Fig. 4.. Ecosystem productivity and coexistence between Neanderthals and H. sapiens.

Box and whisker plots showing the NPP, its coefficient of variation (CV), and the CC of small-, medium-, and large-sized herbivores in those regions with (Coexistence) and without (No coexistence) temporal overlap between Neanderthals and H. sapiens. The center line of each plot corresponds to the median. The box edges correspond to the first and third quartiles. The whiskers correspond to 1.5× the interquartile range, and the dots represent outliers.

Fig. 5.. Correlation between dependent and independent variables.

Dependent variables are as follows: the timing of the NAI disappearance, the SAI appearance, and the temporal overlap between the NAI and the SAI in each region. Independent variables are NPP and CC of small-, medium-, and large-sized herbivores. Each ESF test was performed with the chronometric filtering criteria that produced the FC 1 and 2 (for details, see “Chronological models” in Materials and Methods). Violin and box plots show the range of P values after the resampling procedure that incorporates the uncertainty at 95% CI of each dependent and independent variable. The vertical dashed red line indicates the threshold of 0.05 in the P value, so values to the left (P ≤ 0.05) are statistically significant.

Fig. 6.. Comparison between OLE and BAM outputs.
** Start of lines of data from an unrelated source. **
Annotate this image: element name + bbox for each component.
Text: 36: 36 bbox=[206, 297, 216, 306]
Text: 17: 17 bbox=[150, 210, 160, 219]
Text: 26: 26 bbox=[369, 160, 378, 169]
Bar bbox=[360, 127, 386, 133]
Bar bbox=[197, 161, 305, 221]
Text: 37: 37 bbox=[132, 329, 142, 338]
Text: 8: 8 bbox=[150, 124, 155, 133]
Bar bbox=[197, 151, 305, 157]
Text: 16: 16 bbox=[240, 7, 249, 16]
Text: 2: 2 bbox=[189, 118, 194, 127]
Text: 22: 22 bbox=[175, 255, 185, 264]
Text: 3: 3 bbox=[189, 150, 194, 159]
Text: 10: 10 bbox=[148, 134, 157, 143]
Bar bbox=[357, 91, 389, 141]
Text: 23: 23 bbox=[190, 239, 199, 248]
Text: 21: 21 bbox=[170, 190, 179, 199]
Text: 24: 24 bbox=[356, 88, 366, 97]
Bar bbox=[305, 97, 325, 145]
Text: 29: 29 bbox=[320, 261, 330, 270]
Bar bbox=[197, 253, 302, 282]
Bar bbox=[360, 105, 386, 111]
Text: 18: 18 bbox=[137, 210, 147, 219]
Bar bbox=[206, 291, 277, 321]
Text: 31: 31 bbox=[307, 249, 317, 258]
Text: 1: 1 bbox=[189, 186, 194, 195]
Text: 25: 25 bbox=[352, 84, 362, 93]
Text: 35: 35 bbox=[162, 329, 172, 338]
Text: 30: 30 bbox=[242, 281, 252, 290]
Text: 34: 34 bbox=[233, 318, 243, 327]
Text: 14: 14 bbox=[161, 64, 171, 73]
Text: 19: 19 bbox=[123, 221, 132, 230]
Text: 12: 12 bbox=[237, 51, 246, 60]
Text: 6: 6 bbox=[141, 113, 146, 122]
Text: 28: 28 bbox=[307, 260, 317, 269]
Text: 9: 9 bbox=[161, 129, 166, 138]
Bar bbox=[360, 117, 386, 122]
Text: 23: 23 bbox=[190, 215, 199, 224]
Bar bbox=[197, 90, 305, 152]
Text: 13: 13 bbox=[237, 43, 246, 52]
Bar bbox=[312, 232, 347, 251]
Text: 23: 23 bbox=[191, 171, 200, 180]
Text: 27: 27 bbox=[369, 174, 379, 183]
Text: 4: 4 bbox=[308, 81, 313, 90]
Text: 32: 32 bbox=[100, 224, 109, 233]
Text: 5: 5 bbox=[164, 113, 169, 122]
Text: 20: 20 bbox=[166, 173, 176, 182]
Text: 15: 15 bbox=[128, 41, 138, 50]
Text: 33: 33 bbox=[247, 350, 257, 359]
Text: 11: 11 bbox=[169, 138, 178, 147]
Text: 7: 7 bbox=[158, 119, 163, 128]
(A) Violin plot with the mean and the 95% CI for the end of the NAI (blue color) and the beginning of the SAI (red color) in each region according to OLEs. (B) Mean and 95% CI interval for the end of the NAI (in blue color) and the start of the SAI (red color) according to the BAMs. (C) Linear correlation between the chronologies obtained with BAM and OLE models. Each point represents one biogeographic region identified with the label code.

Fig. 7.. Sensitivity to the culture-species association uncertainty.

Correlation between dependent and independent variables when (A) the Châtelperronian is excluded from the NAI and the Uluzzian is excluded from the SAI and (B) the Uluzzian is incorporated into the NAI. Each ESF test was performed with the chronometric FC 1 and 2. Violin and box plots show the range of P values after the resampling procedure that incorporates the uncertainty at 95% CI of each dependent and independent variable. The vertical dashed red line indicates the threshold of 0.05 in the P value, so values to the left (P < 0.05) are statistically significant.